Iran has banned its top players from participating in the Rapid and Blitz World Championship in Moscow in late December. Iranian superstar Alireza Firouzja will compete nevertheless under the official FIDE flag.
The newest verdict by the Iranian Ministry of Sports is a response to an incident in mid-December during a tournament in Spain. Grandmasters Parham Maghsoodloo and Amin Tabatabaei had played against an Israeli during a blitz tournament. Competition with Israelis is a no-go for Iranian athletes.
With the Iran pulling its players, the story is now developing in the opposite direction than was generally speculated. There was talk of a possible Iranian sports spring, of an end to the ban, after it became known that Maghsoodloo and Tabatabaei had faced FM Ido Gorshtein during the blitz tournament. FIDE Vice President Nigel Short spontaneously congratulated the two Iranians for their courage. Later he speculated that without consultation with the local authorities the two Iranians would hardly have dared to take such a step.
Meanwhile the US-funded news channel Radio Farda reported that the country’s top sports authorities were involved, the Department of Sports and the National Olympic Committee.
They were indeed, but the authorities didn’t play the role that the international chess and sports family had hoped for. Instead, they once again cemented a rule that has repeatedly ensured that Iranian athletes lose without a fight.
Radio Farda and the Persian BBC branch have taken up the story again over the weekend. Now it seems clear that Maghsoodloo and Tabatabaei actually did not know that an Israeli was sitting across from them, and no official was nearby to warn them. When the Iranian Ministry of Sports requested clarification from the Iranian chess association, the two grandmasters had to fear the worst. They would not be the first to be banned from chess for the rest of their life.
Maghsoodloo’s argument that during a blitz tournament one often doesn’t even know his opponent’s name, let alone his nationality, seems to have caught on. There was no draconian punishment for the two “culprits”. Instead, Iran is now punishing its entire team of top players by prohibiting them from participating in the Rapid and Blitz World Championship. Only the women may play since no Israelis are registered for the women’s competition.
What about Firouzja?
In the open competitions further encounters between Iranians and Israelis could have occurred, especially so, since FIDE has abolished the policy of not allowing Israeli-Iranian pairings. The Iranian Ministry of Sports is now putting a stop to this possibility by forbidding its people to play.
If this ban did not exist, a number of Iranians would have played. Grandmaster Pouya Idani, number four of Iran, said in an interview with this website (not yet published) that the rapid and blitz world championship was a highlight in his personal tournament schedule.

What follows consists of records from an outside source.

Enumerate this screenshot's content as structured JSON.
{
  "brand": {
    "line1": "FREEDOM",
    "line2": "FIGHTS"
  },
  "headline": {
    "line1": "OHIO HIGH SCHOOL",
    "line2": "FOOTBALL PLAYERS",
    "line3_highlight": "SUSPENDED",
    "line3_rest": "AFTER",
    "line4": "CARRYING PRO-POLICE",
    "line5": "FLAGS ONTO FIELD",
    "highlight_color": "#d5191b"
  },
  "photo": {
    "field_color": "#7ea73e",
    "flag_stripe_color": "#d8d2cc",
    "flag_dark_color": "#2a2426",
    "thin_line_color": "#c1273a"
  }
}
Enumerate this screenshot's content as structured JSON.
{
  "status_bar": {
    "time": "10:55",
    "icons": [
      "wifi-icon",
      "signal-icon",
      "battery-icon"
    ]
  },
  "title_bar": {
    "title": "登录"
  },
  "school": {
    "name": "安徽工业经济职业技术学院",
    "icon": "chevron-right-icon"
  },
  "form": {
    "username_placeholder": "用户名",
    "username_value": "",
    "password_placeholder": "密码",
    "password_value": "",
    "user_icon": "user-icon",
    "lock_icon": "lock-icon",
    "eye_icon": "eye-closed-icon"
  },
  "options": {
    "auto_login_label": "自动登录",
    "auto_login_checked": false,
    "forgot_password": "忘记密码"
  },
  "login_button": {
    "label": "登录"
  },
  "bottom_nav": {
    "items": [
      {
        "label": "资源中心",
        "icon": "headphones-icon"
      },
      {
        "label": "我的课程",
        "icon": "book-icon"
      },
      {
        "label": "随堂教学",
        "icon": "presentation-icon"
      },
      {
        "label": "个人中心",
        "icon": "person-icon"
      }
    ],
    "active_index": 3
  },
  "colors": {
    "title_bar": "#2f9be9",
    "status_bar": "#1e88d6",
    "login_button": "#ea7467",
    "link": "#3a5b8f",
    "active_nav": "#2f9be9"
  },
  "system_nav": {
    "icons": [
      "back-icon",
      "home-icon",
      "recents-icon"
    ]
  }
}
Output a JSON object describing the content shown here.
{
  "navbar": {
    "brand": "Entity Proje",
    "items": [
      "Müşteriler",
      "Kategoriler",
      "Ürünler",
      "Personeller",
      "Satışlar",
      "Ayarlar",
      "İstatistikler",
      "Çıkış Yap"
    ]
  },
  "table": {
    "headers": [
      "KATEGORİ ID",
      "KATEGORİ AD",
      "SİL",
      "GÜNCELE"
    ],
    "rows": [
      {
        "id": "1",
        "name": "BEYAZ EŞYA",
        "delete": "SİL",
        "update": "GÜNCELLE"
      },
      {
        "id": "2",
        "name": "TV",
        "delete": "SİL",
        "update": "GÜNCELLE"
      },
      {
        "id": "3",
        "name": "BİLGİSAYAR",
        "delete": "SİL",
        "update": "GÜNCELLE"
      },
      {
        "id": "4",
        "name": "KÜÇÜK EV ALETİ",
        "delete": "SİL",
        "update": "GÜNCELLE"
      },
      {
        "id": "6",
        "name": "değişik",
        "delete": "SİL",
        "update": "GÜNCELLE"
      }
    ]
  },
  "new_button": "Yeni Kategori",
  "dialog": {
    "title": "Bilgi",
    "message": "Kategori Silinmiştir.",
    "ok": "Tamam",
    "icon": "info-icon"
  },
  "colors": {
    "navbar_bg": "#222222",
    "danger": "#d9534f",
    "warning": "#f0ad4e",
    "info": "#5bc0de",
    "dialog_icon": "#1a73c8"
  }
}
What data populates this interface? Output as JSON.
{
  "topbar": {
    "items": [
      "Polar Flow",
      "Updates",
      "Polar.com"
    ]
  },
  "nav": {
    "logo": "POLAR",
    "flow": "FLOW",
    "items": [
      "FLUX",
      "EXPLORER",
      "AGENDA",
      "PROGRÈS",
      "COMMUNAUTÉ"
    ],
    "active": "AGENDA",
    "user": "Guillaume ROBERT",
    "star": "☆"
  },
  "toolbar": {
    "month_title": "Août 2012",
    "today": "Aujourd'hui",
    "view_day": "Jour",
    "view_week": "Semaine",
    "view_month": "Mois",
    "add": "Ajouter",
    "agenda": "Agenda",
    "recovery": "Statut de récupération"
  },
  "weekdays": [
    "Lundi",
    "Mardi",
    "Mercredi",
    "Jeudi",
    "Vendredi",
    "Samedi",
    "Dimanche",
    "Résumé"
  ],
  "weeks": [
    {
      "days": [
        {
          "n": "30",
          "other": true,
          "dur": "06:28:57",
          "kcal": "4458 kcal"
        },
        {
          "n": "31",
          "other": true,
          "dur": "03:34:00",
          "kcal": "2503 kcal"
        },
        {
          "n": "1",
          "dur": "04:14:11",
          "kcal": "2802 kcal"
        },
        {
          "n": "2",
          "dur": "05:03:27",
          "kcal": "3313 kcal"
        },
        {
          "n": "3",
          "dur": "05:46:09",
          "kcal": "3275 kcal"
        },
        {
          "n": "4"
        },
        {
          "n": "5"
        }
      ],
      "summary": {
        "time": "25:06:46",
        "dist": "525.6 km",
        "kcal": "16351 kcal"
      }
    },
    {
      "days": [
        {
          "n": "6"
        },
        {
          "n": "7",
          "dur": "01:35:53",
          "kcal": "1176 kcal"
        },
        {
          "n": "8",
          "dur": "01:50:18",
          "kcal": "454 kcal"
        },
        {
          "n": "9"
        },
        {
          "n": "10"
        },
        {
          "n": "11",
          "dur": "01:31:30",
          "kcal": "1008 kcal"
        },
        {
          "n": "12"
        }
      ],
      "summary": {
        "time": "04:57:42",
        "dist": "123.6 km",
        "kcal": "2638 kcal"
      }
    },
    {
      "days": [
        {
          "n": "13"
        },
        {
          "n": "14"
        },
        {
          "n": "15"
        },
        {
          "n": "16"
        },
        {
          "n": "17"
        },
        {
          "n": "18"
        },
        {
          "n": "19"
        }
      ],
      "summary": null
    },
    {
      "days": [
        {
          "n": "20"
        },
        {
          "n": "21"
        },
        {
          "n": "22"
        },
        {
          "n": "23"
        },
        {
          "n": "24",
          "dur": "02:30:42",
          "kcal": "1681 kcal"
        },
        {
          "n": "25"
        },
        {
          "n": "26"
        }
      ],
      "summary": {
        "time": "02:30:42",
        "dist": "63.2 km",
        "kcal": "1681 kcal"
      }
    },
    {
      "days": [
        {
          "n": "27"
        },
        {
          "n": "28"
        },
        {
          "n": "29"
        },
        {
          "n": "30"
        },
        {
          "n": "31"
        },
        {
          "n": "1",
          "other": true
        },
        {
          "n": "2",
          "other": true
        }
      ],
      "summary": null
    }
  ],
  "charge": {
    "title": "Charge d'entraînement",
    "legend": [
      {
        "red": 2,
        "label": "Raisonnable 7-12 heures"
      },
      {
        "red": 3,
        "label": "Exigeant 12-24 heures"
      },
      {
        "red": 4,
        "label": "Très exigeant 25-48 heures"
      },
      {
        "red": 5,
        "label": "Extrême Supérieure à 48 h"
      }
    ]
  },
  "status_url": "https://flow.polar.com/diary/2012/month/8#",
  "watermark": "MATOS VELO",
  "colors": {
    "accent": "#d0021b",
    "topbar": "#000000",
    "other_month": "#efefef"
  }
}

There was a lot of speculation about the Iranian superstar Alireza Firouzja, the first 16-year-old to cross 2700 elo. His name was on the list of participants, then it disappeared over the past few days, now he is on it again. Authorities haven’t granted him a special status. Instead, he will play under the official FIDE flag for now.
This may be a first step towards switching federations. Alireza Firouzja lives in Paris. The rumor has been going around for some time that the French chess federation is trying to get the super talent to change federation. The more Iranian authorities make life difficult for him the more he may be inclined to answer this courting. The Iranian reformist newspaper Shargh has reported on its Twitter accounts that Firouzja has already decided not to play under Iranian flag anymore. There’s no word yet on what he intends to do instead. For a switch a new federation would be charged with more than 50.000 Euros by FIDE.
When the games begin in Moscow on December 26th the other young Iranian Grandmasters miss a chance to compete with the world class in the fast disciplines over several days. They miss a potentially huge payday as well. Total prize fund: $ 1 million. Meanwhile, the Iranian chess scene may soon miss the best player it ever had.
(This report has been updated on December 24th due to new developments around Firouzja’s participation in the World Rapid and Blitz.)